Two habits keep confidence honest. Calibrate the threshold against your own data: transcribe real audio, see what confidence level separates your correct and incorrect words, and set the cutoff there rather than at a number that sounded reasonable. The right threshold is a property of your audio and your model together, not a universal constant. And never let confidence replace measurement. The only way to know how accurate a system is on your audio is to measure it, with word error rate and the entity-level checks of beyond WER, on a real sample.

Common questions

Does a confidence of 0.95 mean the word is 95% likely to be correct?

Only if the system is well-calibrated, and neural recognizers are documented to be overconfident: a population scored 0.95 might be right only 85 percent of the time. Read it as the model's self-estimate, good for ranking words within one transcript, never as a literal probability you can trust without checking it on your own data.

Can a recognizer be confident and wrong at the same time?

Yes, and the most dangerous errors are often the most confident ones. Confidence measures agreement among the model's own hypotheses, not agreement with reality, so a misheard name or a hallucinated phrase scores high precisely because nothing in its candidates disagreed. Confidence is most trustworthy on easy words and least trustworthy on the hard ones where you needed it.

Should I drop or hide words below a confidence threshold?

No, not silently, and not on a borrowed cutoff. The right threshold is a property of your audio and model together, found by transcribing real audio and seeing what level separates your correct and incorrect words. Use confidence to route uncertain spans to review or trigger a clarifying question, where the score's relative ranking within one transcript actually holds.
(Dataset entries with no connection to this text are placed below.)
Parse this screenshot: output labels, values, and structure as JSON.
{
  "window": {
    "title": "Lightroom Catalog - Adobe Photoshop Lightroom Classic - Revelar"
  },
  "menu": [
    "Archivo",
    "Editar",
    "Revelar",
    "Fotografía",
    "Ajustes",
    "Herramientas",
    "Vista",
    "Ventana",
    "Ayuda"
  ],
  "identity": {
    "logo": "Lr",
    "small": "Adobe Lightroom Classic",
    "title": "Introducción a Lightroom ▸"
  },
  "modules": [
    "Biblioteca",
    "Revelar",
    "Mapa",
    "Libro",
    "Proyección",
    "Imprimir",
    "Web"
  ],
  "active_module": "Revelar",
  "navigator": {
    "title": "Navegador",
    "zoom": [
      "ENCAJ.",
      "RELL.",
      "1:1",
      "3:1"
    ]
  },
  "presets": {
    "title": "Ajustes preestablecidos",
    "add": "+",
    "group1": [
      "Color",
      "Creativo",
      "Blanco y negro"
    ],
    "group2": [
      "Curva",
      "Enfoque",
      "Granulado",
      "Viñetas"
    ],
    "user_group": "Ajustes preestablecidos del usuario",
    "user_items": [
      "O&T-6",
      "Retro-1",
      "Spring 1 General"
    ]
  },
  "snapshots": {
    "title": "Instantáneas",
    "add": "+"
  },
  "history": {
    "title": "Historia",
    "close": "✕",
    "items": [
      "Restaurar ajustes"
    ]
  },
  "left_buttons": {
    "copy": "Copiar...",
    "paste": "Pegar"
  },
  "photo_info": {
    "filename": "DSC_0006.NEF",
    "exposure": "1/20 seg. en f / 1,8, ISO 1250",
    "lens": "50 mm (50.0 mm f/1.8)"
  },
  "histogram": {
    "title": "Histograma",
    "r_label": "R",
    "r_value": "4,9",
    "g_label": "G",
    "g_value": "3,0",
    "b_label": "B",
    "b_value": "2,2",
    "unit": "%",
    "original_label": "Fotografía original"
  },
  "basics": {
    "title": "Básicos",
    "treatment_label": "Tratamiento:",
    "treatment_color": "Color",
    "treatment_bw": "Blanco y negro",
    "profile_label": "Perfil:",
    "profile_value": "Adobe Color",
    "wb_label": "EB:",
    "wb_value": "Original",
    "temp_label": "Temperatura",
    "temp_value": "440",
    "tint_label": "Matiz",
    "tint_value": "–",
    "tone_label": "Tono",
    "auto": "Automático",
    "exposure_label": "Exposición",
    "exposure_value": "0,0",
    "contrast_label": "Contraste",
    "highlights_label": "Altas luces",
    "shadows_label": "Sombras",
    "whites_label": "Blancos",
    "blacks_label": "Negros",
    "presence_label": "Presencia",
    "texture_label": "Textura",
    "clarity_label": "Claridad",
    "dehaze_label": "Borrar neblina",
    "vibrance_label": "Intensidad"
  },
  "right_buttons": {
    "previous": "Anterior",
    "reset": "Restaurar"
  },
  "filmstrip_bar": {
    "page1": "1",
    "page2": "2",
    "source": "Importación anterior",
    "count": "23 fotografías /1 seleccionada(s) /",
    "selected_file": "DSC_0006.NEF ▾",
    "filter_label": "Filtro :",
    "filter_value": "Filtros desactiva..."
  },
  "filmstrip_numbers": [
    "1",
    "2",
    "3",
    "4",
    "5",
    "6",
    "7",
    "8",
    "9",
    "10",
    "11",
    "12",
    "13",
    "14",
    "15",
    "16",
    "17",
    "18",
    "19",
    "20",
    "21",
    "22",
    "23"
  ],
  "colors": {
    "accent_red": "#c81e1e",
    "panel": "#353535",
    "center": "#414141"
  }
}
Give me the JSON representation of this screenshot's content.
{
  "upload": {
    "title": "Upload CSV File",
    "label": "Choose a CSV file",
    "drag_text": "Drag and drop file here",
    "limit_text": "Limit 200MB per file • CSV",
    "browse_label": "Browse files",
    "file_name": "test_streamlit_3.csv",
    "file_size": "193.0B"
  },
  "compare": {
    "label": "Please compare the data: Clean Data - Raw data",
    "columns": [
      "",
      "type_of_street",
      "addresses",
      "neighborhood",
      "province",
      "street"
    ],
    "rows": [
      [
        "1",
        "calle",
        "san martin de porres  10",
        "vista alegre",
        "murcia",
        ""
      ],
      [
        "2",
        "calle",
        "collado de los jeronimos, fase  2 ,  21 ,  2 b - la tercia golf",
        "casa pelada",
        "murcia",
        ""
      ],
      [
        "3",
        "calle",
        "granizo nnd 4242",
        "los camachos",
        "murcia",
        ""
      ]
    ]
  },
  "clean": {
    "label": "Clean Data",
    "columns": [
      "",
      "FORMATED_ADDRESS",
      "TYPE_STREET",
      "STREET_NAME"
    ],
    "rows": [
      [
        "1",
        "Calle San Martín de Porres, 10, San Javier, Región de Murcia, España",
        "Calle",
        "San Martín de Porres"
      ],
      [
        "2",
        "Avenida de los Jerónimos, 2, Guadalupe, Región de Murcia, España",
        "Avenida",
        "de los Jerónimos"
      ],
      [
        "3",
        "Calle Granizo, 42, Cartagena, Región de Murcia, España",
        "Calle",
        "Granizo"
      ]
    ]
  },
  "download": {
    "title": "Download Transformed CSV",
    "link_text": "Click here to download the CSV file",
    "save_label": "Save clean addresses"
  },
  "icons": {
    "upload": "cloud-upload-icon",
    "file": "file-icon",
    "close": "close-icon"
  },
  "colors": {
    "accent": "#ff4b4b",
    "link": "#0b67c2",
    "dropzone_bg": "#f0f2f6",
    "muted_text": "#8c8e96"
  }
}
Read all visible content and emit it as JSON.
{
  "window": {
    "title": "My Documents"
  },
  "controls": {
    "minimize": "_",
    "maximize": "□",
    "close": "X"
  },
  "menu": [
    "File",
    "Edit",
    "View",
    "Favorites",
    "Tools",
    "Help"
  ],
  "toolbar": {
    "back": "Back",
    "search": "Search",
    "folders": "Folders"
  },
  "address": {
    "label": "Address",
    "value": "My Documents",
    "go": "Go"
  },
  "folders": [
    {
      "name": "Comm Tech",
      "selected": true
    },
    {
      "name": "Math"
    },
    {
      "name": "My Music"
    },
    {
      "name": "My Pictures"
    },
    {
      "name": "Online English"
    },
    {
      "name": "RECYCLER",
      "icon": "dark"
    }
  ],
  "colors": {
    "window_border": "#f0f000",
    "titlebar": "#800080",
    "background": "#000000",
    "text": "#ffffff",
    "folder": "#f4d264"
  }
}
Can I compare confidence scores between two speech-to-text providers?

No. Each system computes and scales confidence differently, so a 0.9 from one means nothing relative to a 0.9 from another, and the scores are honest only within a single transcript from a single system. Compare providers by measuring accuracy on the same audio with word error rate and entity-level checks.

References

Ogawa, A., Tawara, N., Kano, T., & Delcroix, M. (2023). BLSTM-Based Confidence Estimation for End-to-End Speech Recognition. arXiv preprint arXiv:2312.14609.
Guo, C., Pleiss, G., Sun, Y., & Weinberger, K. Q. (2017). On Calibration of Modern Neural Networks. Proceedings of the 34th International Conference on Machine Learning (ICML), PMLR 70.